The very first green-hopped beer, certainly in the modern era, was surprisingly not brewed in a hop-growing area, but was instead conceived by Wadworth of Devizes, in Wiltshire. The company’s Malt & Hops was the original, and some would say, still the best, green- hopped beer. Somewhat surprisingly, the beer has been brewed on an annual basis for the past 22 years; the first batch having been brewed as long ago as 1992! In view of this achievement, the name of the beer has now been changed to The Original Green Hopped Beer.


Wadworth brew this beer in their traditional old Victorian brew-house, which particularly lends itself to the green hop brewing process. The malt used is a pale ale malt with just a hint of crystal, and the main hop used is Earlybird Goldings. Once brewed the beer is stored in casks for a few days to obtain natural conditioning and can be drunk almost immediately the yeast has settled out.

Some might dismiss the whole “green-hopped” thing as just another publicity exercise; with a few people going even further, comparing it to the media circus which surrounded Beaujolais Nouveau, a decade or so ago. However, unlike the marketing of an immature and, at times, rather thin red wine, which incidentally the French thought we were crazy to go chasing after, green-hoped beers are all about the heritage and future of Britain’s hop-growing industry.

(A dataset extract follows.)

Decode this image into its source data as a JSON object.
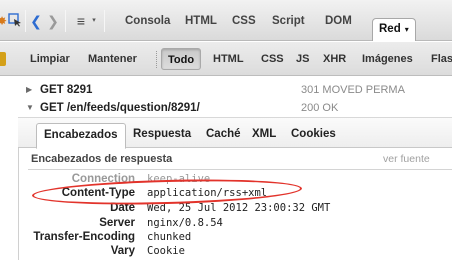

This isn't just about grabbing a seasonal product while you can: English hops are in desperate need of a boost. Hop acreage has dropped from a high of 71,189 acres in 1878 to around 2,500 now, and this decline has continued in recent years by the increasing popularity of hops from places like America and New Zealand. The demand for the citrus and tropical fruit flavours imparted by these hops shows no sign of abating, and is side-lining the earthy, floral, hedgerow fruitiness of traditional English varieties. Anything which helps reverse this trend, by encouraging an interest in our home-grown varieties, has to be encouraged and is surely worthy of the support of every English beer drinker.